En la lucha por la supervivencia despega los pies del fondo de hormigón y comienza a dar brazadas en el nuevo medio. La alta densidad ralentiza los movimientos pero, a cambio, el haberse despojado de la posición bípeda le otorga la destreza necesaria para dirigirse hacia el borde del andén. Bracea junto a la vaca y, agarrándose a uno de los cuernos, toma impulso y se sitúa muy cerca del voladizo, donde las personas blanden sus brazos en actitud de ayuda. Las heces ya flotan entorno a su pecho.

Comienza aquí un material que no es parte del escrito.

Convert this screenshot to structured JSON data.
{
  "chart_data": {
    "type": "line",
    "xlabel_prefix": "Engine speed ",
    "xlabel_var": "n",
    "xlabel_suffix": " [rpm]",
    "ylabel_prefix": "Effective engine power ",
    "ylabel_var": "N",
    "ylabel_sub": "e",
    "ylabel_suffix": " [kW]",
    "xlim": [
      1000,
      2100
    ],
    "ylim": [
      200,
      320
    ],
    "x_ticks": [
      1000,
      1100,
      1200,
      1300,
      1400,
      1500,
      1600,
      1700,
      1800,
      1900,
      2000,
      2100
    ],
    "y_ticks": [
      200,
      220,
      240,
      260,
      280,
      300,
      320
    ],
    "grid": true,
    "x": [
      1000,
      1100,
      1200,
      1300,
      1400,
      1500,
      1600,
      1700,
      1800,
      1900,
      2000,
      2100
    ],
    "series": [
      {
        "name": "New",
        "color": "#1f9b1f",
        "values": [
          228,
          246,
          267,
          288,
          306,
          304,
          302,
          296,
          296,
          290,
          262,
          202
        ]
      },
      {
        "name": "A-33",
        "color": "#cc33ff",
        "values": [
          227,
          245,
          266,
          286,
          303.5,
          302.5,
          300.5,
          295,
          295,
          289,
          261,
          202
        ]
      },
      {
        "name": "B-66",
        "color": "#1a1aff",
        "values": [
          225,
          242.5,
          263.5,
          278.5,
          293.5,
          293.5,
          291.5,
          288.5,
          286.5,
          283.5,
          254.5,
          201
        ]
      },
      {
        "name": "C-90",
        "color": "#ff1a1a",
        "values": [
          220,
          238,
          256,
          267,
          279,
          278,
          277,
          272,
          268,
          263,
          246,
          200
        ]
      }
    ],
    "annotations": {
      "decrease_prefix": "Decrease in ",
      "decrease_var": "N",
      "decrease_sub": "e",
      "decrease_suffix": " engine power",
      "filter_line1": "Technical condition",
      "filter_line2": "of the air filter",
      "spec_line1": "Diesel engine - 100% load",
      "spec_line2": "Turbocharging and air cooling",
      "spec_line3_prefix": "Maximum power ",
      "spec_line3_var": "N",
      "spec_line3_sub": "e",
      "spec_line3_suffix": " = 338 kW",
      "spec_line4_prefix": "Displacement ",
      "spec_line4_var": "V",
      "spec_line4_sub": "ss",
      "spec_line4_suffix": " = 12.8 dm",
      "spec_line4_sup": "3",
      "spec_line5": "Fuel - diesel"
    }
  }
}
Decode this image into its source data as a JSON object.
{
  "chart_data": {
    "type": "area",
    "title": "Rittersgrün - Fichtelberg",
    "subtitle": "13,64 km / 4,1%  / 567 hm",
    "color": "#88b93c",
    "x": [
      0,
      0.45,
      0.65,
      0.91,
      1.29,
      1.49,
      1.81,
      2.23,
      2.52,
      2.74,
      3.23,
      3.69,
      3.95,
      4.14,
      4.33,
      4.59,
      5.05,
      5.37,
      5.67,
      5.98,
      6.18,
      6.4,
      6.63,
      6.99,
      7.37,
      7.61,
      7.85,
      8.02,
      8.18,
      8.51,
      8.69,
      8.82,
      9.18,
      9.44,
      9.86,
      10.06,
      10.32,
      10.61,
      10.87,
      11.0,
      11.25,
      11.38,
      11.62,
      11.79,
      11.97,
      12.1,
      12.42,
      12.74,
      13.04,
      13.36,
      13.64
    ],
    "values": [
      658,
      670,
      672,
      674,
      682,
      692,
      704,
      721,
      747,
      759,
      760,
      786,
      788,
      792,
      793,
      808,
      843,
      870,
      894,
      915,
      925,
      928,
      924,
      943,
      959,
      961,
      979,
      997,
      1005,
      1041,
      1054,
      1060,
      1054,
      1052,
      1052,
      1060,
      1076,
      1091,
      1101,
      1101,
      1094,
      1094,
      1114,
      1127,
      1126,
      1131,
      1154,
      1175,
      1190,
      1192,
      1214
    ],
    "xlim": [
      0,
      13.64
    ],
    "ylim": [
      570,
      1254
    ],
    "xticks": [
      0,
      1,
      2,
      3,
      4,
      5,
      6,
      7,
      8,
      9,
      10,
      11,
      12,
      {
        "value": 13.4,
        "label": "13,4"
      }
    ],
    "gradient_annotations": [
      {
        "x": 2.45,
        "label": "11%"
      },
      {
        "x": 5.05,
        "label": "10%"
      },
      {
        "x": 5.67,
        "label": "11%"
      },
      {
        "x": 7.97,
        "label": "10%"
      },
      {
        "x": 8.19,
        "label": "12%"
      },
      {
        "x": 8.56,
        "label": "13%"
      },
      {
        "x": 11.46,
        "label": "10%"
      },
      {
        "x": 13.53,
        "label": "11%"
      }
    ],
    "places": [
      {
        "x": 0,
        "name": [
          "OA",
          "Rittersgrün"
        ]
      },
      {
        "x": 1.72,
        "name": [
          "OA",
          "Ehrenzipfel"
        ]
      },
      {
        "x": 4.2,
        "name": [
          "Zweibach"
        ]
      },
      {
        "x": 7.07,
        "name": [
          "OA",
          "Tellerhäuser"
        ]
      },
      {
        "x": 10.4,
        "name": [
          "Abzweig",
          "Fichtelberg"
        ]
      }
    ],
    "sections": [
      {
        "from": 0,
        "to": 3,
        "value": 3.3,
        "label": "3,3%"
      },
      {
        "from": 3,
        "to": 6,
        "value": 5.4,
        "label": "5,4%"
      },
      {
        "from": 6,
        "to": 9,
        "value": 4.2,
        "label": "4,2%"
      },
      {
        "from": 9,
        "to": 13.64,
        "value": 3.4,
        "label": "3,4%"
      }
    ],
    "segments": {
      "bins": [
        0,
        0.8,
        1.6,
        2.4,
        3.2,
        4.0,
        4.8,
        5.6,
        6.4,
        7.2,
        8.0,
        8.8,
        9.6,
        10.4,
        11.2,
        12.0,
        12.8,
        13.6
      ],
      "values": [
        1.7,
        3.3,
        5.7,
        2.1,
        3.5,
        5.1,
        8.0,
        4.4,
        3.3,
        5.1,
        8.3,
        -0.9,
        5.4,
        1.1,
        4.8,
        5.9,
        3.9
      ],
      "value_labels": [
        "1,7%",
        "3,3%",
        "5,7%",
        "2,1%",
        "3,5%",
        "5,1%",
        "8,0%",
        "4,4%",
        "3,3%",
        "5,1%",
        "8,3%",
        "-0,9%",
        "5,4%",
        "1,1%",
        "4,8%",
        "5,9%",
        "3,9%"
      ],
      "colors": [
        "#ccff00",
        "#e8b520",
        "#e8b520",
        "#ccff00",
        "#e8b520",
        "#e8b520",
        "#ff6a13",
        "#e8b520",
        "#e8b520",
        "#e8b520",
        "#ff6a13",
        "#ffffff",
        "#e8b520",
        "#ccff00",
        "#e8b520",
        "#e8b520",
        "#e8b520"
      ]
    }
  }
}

El animal estira el cuello y levanta el hocico, tratando de respirar por encima del nivel de ese río fétido, combatiendo contra su propia mierda. Entonces Verónica Mengod se abre camino entre los personajes y accede a la primera línea, situándose en cabeza de todos, en una posición que permite que ella la vea en un primer plano. Y es en ese momento cuando Verónica Mengod se prosterna, tendiendo su mano abierta hacia ella y sonriéndole por vez primera. Ella, en un decidido esfuerzo, extrae uno de sus brazos del pútrido elemento y lo aproxima a la mano de Verónica Mengod. Los dedos de ambos se rozan y ella siente un poco más cerca su salvación. Se enlazan, al fin, en un apretón, justo en el instante en el que el tren emerge del túnel, generando una onda en esa balsa repleta de caca en que se ha transformado la estación y que lo frena casi en seco, creándose una ola de mierda que como un tsunami avanza hacia ellas engulléndolo todo: el ensordecedor ruido de la bocina, el bramido desesperado de la vaca. Ella está asida por el antebrazo a Verónica Mengod y voltea su rostro para mirar esa ola temible que se aproxima. Después vuelve la cara hacia Verónica Mengod y se miran fijamente, un instante, y acto seguido ella, apoyando sus pies en el borde de hormigón del andén, que le sirve de palanca, empuja todo el peso de su cuerpo hacia atrás y arrastra en su caída a la Mengod, con ella, a las dos, que se hunden en la ola de mierda, junto al animal ahogándose, bajo la frenada del tren.